In Pittsburgh, all visitors get free admission to the Pittsburgh Zoo and PPG Aquarium on March 3rd.
How Can You Celebrate World Wildlife Day?
There are plenty of ways for everyone to get involved and celebrate on March 3rd to raise awareness on the importance of protecting the future of animal and plant species.
The World Wildlife Website recommends that you find out about species in your local area that are under threat and see what can be done to help preserve them.
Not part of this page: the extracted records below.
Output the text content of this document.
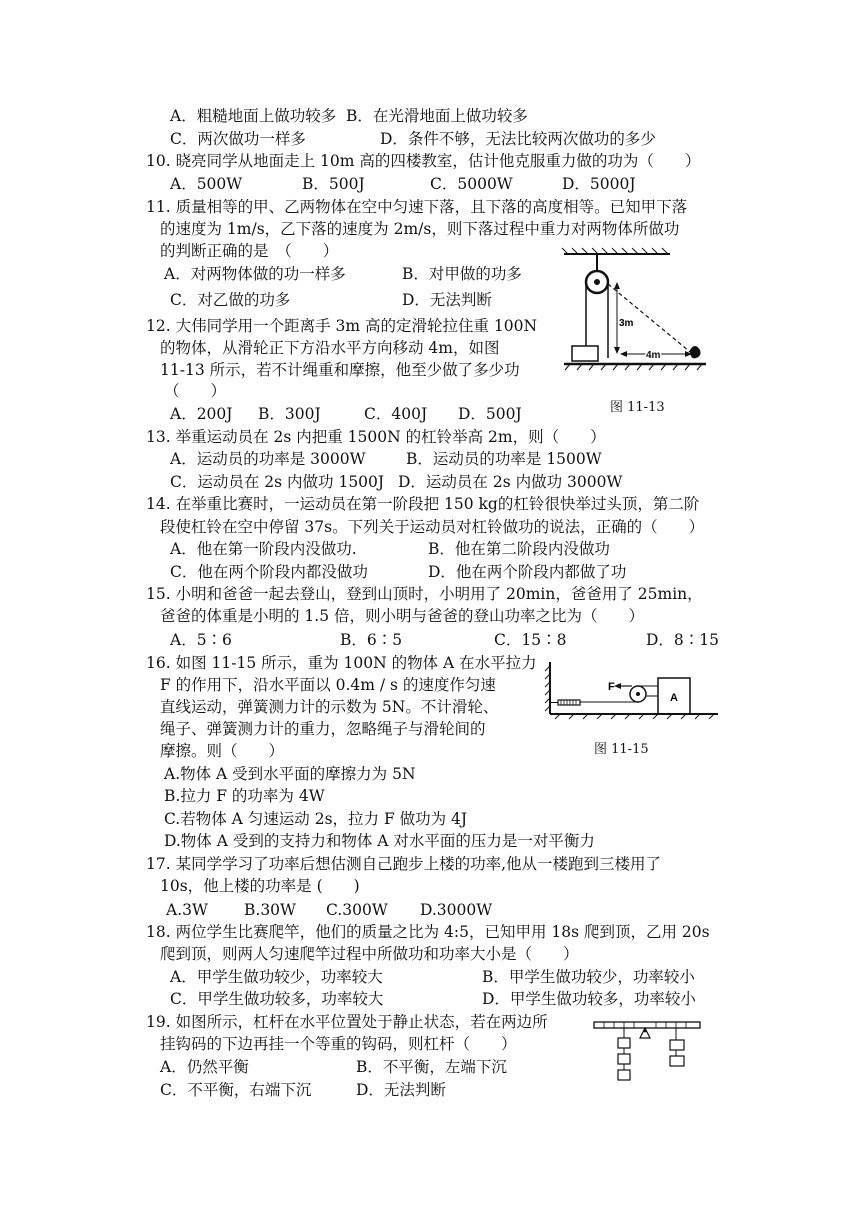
A．粗糙地面上做功较多 B．在光滑地面上做功较多
C．两次做功一样多	D．条件不够，无法比较两次做功的多少
10. 晓亮同学从地面走上 10m 高的四楼教室，估计他克服重力做的功为（　　）
A．500W	B．500J	C．5000W	D．5000J
11. 质量相等的甲、乙两物体在空中匀速下落，且下落的高度相等。已知甲下落
的速度为 1m/s，乙下落的速度为 2m/s，则下落过程中重力对两物体所做功
的判断正确的是　（　　）
A．对两物体做的功一样多	B．对甲做的功多
C．对乙做的功多	D．无法判断
3m
4m
图 11-13
12. 大伟同学用一个距离手 3m 高的定滑轮拉住重 100N
的物体，从滑轮正下方沿水平方向移动 4m，如图
11-13 所示，若不计绳重和摩擦，他至少做了多少功
（　　）
A．200J B．300J	C．400J D．500J
13. 举重运动员在 2s 内把重 1500N 的杠铃举高 2m，则（　　）
A．运动员的功率是 3000W	B．运动员的功率是 1500W
C．运动员在 2s 内做功 1500J D．运动员在 2s 内做功 3000W
14. 在举重比赛时，一运动员在第一阶段把 150 kg的杠铃很快举过头顶，第二阶
段使杠铃在空中停留 37s。下列关于运动员对杠铃做功的说法，正确的（　　）
A．他在第一阶段内没做功.	B．他在第二阶段内没做功
C．他在两个阶段内都没做功	D．他在两个阶段内都做了功
15. 小明和爸爸一起去登山，登到山顶时，小明用了 20min，爸爸用了 25min，
爸爸的体重是小明的 1.5 倍，则小明与爸爸的登山功率之比为（　　）
A．5∶6	B．6∶5	C．15∶8	D．8∶15
F
A
图 11-15
16. 如图 11-15 所示，重为 100N 的物体 A 在水平拉力
F 的作用下，沿水平面以 0.4m / s 的速度作匀速
直线运动，弹簧测力计的示数为 5N。不计滑轮、
绳子、弹簧测力计的重力，忽略绳子与滑轮间的
摩擦。则（　　）
A.物体 A 受到水平面的摩擦力为 5N
B.拉力 F 的功率为 4W
C.若物体 A 匀速运动 2s，拉力 F 做功为 4J
D.物体 A 受到的支持力和物体 A 对水平面的压力是一对平衡力
17. 某同学学习了功率后想估测自己跑步上楼的功率,他从一楼跑到三楼用了
10s，他上楼的功率是 (　　)
A.3W B.30W C.300W D.3000W
18. 两位学生比赛爬竿，他们的质量之比为 4:5，已知甲用 18s 爬到顶，乙用 20s
爬到顶，则两人匀速爬竿过程中所做功和功率大小是（　　）
A．甲学生做功较少，功率较大	B．甲学生做功较少，功率较小
C．甲学生做功较多，功率较大	D．甲学生做功较多，功率较小
19. 如图所示，杠杆在水平位置处于静止状态，若在两边所
挂钩码的下边再挂一个等重的钩码，则杠杆（　　）
A．仍然平衡	B．不平衡，左端下沉
C．不平衡，右端下沉	D．无法判断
You can then share this information with friends and family. For children, it’s a great way to create projects for school and to educate peers and teachers on environmental issues within extended communities. Conservation isn’t just about endangered species living thousands of miles away, it can be about the kind of flora and fauna found in back gardens or local parks.
There are a number of hashtags you can use across social media platforms:
#WorldWildlifeDay #WWD2020 #SustainingAllLife #Biodiversity2020 #SustainableUse
You can create or sign petitions that call on elected representatives to do more to protect plant and animal species both in your country and overseas. Don’t underestimate the power of enough people raising the same issue.
You might donate time or money to a local conservation group or charity. Even sharing posts on social media or attending talks, protests and open days can help.
Think about the decisions you make as a consumer. Are you supporting the destruction of wildlife habitats or illegal poaching? Could you make more sustainable choices when you shop?
Visiting local wildlife sanctuaries and nature reserves are a great way to support what are often underfunded and under recognised charitable organisations. Visiting zoos might be problematic for some people, but they are one way of learning about and engaging with wildlife.
The UN’s sustainability goals and World Wildlife Day are about safeguarding the planet for future generations. Allowing children and young adults to better understand species they’ll eventually be responsible for. It’s a superb learning opportunity for everyone.
But remember, World Wildlife Day happens each year but our collective responsibility for the planet doesn’t just start and end on that day. Its ethos and emphasis on sustainability and care is something we should all be working towards throughout the year.